Looking for Advice

[Slick24]

My best friend was diagnosed with ALS about a year ago. She confides in me a lot with the things that she is experiencing and I attempt to comfort her and be there for her as best I can. However, this is my first experience being around ALS. I have tried to educate myself but I am reaching out to see if others have experienced similar symptoms as her. My friend still has decent use of her legs, arms and hands. However, she gets very fatigued and needs to lay down a lot to recharge. I am assuming that feeling whipped out and fatigued is common with ALS but I just don't know. Is this common? Also she has been very forgetful and seems to have issues remembering stuff. Does anyone know if forgetfulness and memory loss are part of ALS? From what I have read it does not seem like it should affect memory but in her case it is greatly. She feels alone and at times uses this to fuel the fact that maybe she doesn't have it because she feels that others are not experiencing fatigue and memory loss. Does anyone have experience with the ALS patient being fatigued and having memory loss?

 

[Nikki J]

Thank you for being her friend. Maybe you can encourage her to join us here?

Fatigue is a big issue for some PALS, less so for others, but we use a great deal of energy performing what seem to be simple tasks.

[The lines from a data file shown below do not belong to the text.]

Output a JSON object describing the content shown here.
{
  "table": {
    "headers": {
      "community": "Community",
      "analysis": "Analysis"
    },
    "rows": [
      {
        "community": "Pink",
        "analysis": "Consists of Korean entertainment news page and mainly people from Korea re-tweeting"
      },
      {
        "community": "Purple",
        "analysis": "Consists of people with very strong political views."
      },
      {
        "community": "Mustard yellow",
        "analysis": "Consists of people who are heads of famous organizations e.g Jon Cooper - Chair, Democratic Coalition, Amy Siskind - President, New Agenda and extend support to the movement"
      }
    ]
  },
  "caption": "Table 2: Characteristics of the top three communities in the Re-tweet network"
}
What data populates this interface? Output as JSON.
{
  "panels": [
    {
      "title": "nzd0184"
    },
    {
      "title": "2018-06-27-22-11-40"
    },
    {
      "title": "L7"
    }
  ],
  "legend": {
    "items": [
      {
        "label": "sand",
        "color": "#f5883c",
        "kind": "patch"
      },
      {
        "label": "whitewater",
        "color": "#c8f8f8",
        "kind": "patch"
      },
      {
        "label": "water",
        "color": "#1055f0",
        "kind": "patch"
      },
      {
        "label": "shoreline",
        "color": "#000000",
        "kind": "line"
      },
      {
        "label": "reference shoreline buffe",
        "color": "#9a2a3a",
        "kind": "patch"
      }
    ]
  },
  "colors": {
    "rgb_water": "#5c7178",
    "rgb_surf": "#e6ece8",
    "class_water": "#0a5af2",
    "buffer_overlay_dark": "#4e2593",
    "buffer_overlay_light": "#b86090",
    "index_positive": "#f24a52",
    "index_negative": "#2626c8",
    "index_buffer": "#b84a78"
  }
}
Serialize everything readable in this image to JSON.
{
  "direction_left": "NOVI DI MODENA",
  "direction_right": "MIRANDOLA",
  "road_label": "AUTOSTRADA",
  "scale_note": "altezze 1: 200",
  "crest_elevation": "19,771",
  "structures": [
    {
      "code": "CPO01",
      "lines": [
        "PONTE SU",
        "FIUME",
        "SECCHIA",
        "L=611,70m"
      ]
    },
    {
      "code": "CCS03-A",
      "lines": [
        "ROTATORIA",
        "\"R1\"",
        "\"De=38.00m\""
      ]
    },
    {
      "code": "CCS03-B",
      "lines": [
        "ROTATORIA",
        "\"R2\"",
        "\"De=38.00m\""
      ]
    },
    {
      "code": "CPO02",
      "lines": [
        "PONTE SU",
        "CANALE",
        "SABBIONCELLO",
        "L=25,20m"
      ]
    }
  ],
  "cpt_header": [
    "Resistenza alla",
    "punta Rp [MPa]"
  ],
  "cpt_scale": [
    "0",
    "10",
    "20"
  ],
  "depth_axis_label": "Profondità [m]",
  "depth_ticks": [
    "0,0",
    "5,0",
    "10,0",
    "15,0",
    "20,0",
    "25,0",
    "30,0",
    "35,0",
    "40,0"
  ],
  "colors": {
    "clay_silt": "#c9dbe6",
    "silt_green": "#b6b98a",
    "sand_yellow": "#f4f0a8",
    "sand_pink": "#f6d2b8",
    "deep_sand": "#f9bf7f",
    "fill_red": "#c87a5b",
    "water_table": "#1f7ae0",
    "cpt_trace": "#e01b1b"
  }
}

Some cognitive impairment happens in about 50% of PALS. The more common issues are executive function and loss of empathy and a percentage of PALS have full blown FTD- a form of dementia. My mom had FTD/ ALS but her first symptom was memory loss

You say she has " decent use" of her extremities? But some impairment? Fatigue and forgetfulness alone would not add up to ALS so I am thinking she has other symptoms? If she has not had 2 opinions confirming ALS with at least one, preferably both coming from a neuromuscular specialist she should be getting those.

Good luck to both of you

 

[Slick24]

Thank you so much for your reply. I really appreciate you taking the time to share your knowledge with me. Yes, she has other impairments. She experiences muscle cramping, twitching and tightness through out various areas of her body. She received her diagnose from a neuromuscular specialist but she has not had a second opinion. Probably wouldn't hurt to get one but just in the last 6 months I have whiteness fairly rapid decline in how she can function. My biggest concern is her holding on to hope of a misdiagnosis which results in her not taking the time to do the things she wants now while she is able. I appreciate your insight into the fatigue and memory loss that I asked about. It helps to know that these are fairly common issues that PALS experience. Thank you! Best of luck to you too.

 

[Vincent]

Welcome to my world. I was diagnosed 2 years ago and I can still walk, with braces, my arms aren't what they used to be, but they still work. I can talk as well as I always have, but swallowing is getting to be an issue. My biggest problem is breathing. My FVC numbers are sub 50% which brings up all sorts of problems. Getting enough oxygen isn't the issue, clearing carbon dioxide is. This leads to extreme fatigue and a sort of brain fog that makes finding words almost impossible. and it creeps up on you so you don't notice. Has she tried using a bipap machine? If not, she should. Impaired thinking could be FTD or it could be something as simple as needing ventalatory support. Changed things for me.
Vincent

 

[Green Queen]

Slick, you are an awesome friend.

 

[Laraliu]

Slick,
Your an awesome friend. I've found that since my diagnosis that I'm often forgetfull and disorganized. Since this is a complete turnaround from my pre-diagnosis self I was concerned. I've now spent 9 months in counseling, and realize that my forgetfulness and disorganization came from being preoccupied with the physical realities, even simple tasks take a huge amount of energy, and the emotional drain of knowing I have a limited lifespan. Encourage your friend to see a counselor, hope fully one that specializes in grief and illnesses. Talking things through with someone outside of my life helped me so much, I still see her every two weeks. I'm too reserved and too self concious to tell my friends and family the inner pain and crazy thoughts that came with diagnosis, so seeing a professional allowed me to get it out, make plans for the worst, and get over it. Now, I'm 80% of the organized, go-getter that I started life as, and I always have a calendar ap and a notepad close by to help me get through. At least I'm not preoccupied with this disease and worrying about things I can't change.